Today, the Select Committee on the Modernization of Congress unanimously passed 16 new recommendations to increase bipartisanship and civility in the House, as well as make Congress more efficient. 

During the meeting, Chairman Rep. Derek Kilmer (D-WA) said, “Every member of this committee believes that Congress is stronger when members find ways to work together and solve problems.” 

“Even during times of division, we have to find a path forward. Today, we’re giving the House a roadmap for a brighter future,” added Vice Chair Rep. Tom Graves (R-GA) during his remarks. “Throughout the year, this committee has served as a safe-haven for bipartisanship. I’m grateful to be a part of this committee and a team that’s committed to fixing Congress. These days there can be no more important a committee to be operating. Even during times of division, we have to find a path forward.” 

“The modernizing committee is continuing to chip away at the ossification in Congress. Its recent extension into 2020 provides it an opportunity to dig deeper on critical issues like staff recruitment and retention, while also thinking broadly about why Congress remains dysfunctional and is viewed poorly by the American people,” said Issue One Executive Director Meredith McGehee. “It’s important that this committee continue its strong working relationship with the House Administration Committee, House Rules Committee, and others that are working to improve the legislative branch.

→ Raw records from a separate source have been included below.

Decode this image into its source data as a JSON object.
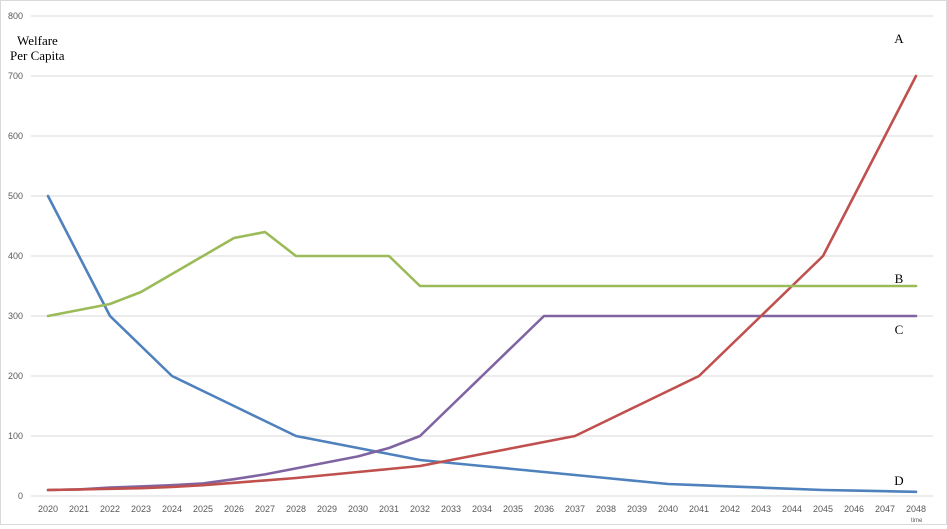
{
  "chart_data": {
    "type": "line",
    "title": "",
    "ylabel_line1": "Welfare",
    "ylabel_line2": "Per Capita",
    "xlabel": "time",
    "ylim": [
      0,
      800
    ],
    "yticks": [
      0,
      100,
      200,
      300,
      400,
      500,
      600,
      700,
      800
    ],
    "grid": true,
    "x": [
      2020,
      2021,
      2022,
      2023,
      2024,
      2025,
      2026,
      2027,
      2028,
      2029,
      2030,
      2031,
      2032,
      2033,
      2034,
      2035,
      2036,
      2037,
      2038,
      2039,
      2040,
      2041,
      2042,
      2043,
      2044,
      2045,
      2046,
      2047,
      2048
    ],
    "series": [
      {
        "name": "A",
        "color": "#c0504d",
        "values": [
          10,
          11,
          12,
          13,
          15,
          18,
          22,
          26,
          30,
          35,
          40,
          45,
          50,
          60,
          70,
          80,
          90,
          100,
          125,
          150,
          175,
          200,
          250,
          300,
          350,
          400,
          500,
          600,
          700
        ]
      },
      {
        "name": "B",
        "color": "#9bbb59",
        "values": [
          300,
          310,
          320,
          340,
          370,
          400,
          430,
          440,
          400,
          400,
          400,
          400,
          350,
          350,
          350,
          350,
          350,
          350,
          350,
          350,
          350,
          350,
          350,
          350,
          350,
          350,
          350,
          350,
          350
        ]
      },
      {
        "name": "C",
        "color": "#8064a2",
        "values": [
          10,
          11,
          14,
          16,
          18,
          21,
          28,
          36,
          46,
          56,
          66,
          80,
          100,
          150,
          200,
          250,
          300,
          300,
          300,
          300,
          300,
          300,
          300,
          300,
          300,
          300,
          300,
          300,
          300
        ]
      },
      {
        "name": "D",
        "color": "#4f81bd",
        "values": [
          500,
          400,
          300,
          250,
          200,
          175,
          150,
          125,
          100,
          90,
          80,
          70,
          60,
          55,
          50,
          45,
          40,
          35,
          30,
          25,
          20,
          18,
          16,
          14,
          12,
          10,
          9,
          8,
          7
        ]
      }
    ]
  }
}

A functional legislature is a key element of American democracy. Many countries around the world have a government with executive and judicial branches. The differentiator for a true democratic republic is a functioning representative body that exercises power as the first branch of government. If the legislative branch does not work, we are one step away from being a banana republic.”

The list of recommendations from the committee includes

  1. Create a bipartisan Members-only space in the Capitol to encourage more collaboration across party lines.
  2. Institute biennial bipartisan retreats for Members and their families at the start of each Congress.
  3. Update committee policies to increase bipartisan learning opportunities for staff.
  4. Establish bipartisan committee staff briefings and agenda-setting retreats to encourage better policy making and collaboration among Members.
  5. Update House procedures to allow members to electronically add or remove their name as a bill cosponsor.
  6. Require Members to undergo emergency preparedness training to ensure our government is fully prepared in the event of a crisis.
  7. Identify ways the House and Senate can streamline purchases and save taxpayer dollars.
  8. Encourage House-wide bulk purchasing of goods and services to cut back on waste and inefficiency.
  9. Update travel expenditure policies to improve efficiencies, and boost accountability and transparency. 
  10. Consolidate the regulations governing Member office communications, including digital communications, into one easy to find place.
  11. Rename the House Commission on Mailing Standards, also known as the Franking Commission, the House Communications Standards Commission to reflect 21st Century communications.
  12. Increase opportunities for constituents to communicate with their Representatives.
  13. Increase accountability and tracking for all Member-sponsored mail.
  14. Allow for faster correspondence between Representatives and their constituents.
  15. Update House social media rules to allow for better communication online between Members of Congress and their followers.
  16. Allow the public to better access and view the types of communication sent by Members of Congress to their constituents.

Earlier this month, the committee’s first 29 unanimous, bipartisan recommendations were introduced as H. Res 756 — Moving Our Democracy and Congressional Operations Toward Modernizing Resolution. It is sponsored by every member of the Select Committee. Issue One sent a letter to all House offices urging them to vote in support of the resolution.